We are in the process of addressing some of these ideas. We will take a look at the techniques and experiments used to answer these questions.

SELEX to identify gene targets

We have been looking at ways to identify genes that are regulated by FGFR3, specifically in the growth plate. To do so, we are working on a modified version of a technique called as SELEX (Systematic Evolution of Ligands by Exponential Enrichment). This method is typically used to screen for DNA aptamers/sequences that are preferentially bound by a protein/ligand of interest. Briefly, a library of DNA sequences is generated which contains at least some DNA sequences that will potentially bind the protein of interest.  The DNA sequences and the protein of interest are incubated together to let the protein bind to those DNA that present a preferred sequence for the protein to bind. The protein bound to the DNA is then isolated through several wash steps, and finally the specific DNA that was bound to the protein is identified by regular sequencing. 

Further reading:

1. Roulet, Emmanuelle, Stéphane Busso, Anamaria A Camargo, Andrew J G Simpson, Nicolas Mermod, and Philipp Bucher. “High-throughput SELEX SAGE Method for Quantitative Modeling of Transcription-factor Binding Sites.” Nature Biotechnology 20, no. 8 (August 2002): 831–835.
2. Jolma, Arttu, Teemu Kivioja, Jarkko Toivonen, Lu Cheng, Gonghong Wei, Martin Enge, Mikko Taipale, et al. “Multiplexed Massively Parallel SELEX for Characterization of Human Transcription Factor Binding Specificities.” Genome Research 20, no. 6 (June 1, 2010): 861–873.
3. Stower, Hannah. “Gene Regulation: Resolving Transcription Factor Binding.” Nature Reviews Genetics 13, no. 2 (December 29, 2011): 71–71.

Use of micromass cultures to study how sICD effects cell fate.

Bone, cartilage, and fat muscles are all formed from a common pool of embryonic mesoderm cells. The type of tissue (bone, fat or cartilage) that develops depends on specific stimulation that is produced through cellular signals. Signals involved in bone formation (osteogenesis), cartilage (chondrogenesis) and fat muscle (adipogenesis) are not well known.  Shown in the diagram below, we plan to use murine C3H10T1/2 cells to analyze the effect of sICD on osteogenesis, chondrogenesis, and adipogenesis. We will further look at the genes that are affected by these assays to identify potential regulators of these cellular differentiation processes.  

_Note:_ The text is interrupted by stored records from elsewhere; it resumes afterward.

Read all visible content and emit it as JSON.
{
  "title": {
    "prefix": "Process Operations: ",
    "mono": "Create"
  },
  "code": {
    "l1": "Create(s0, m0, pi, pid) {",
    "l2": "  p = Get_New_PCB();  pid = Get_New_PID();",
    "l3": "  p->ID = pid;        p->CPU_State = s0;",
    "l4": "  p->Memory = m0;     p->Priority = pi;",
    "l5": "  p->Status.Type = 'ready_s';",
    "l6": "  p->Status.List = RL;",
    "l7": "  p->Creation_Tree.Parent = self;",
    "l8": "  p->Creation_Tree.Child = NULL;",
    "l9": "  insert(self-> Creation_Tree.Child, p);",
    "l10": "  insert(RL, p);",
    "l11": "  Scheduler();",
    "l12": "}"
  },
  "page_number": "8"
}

Transgenic mice for FGFR3 signaling in vivo – Part II

Research Update: 

 

As mentioned in the previous blog, we are in the process of generating different transgenic mice that will be used to better define the functional role of cleaved soluble intracellular fragment (sICD) of FGFR3. Specifically, we are generating three types of transgenic mice: the wild-type FGFR3, the cleavage resistant FGFR3, and the achondroplasia-FGFR3. The wild type FGFR3 is the normal FGFR3 capable of performing all the normal functions. The cleavage-resistant FGFR3 has a mutation in its molecular structure that disables cleavage, and therefore will not be able to generate the sICD fragment unlike the wild-type FGFR3. The achondroplasia-FGFR3 mice contain the FGFR3 with the same mutation found in Achondroplasia condition. Additionally, we will also have mice that express only the sICD fragment, and will be used for future experiments. The process of generating and establishing these transgenic mice involves several steps as discussed in the previous blog. We are currently validating and preparing assays to genotype (the process of determining/identifying the specific genetic type of transgenic mice) mice that will be generated. Once established, these transgenic mice will be used in different experiments that will reveal functional roles for sICD in growth plate development.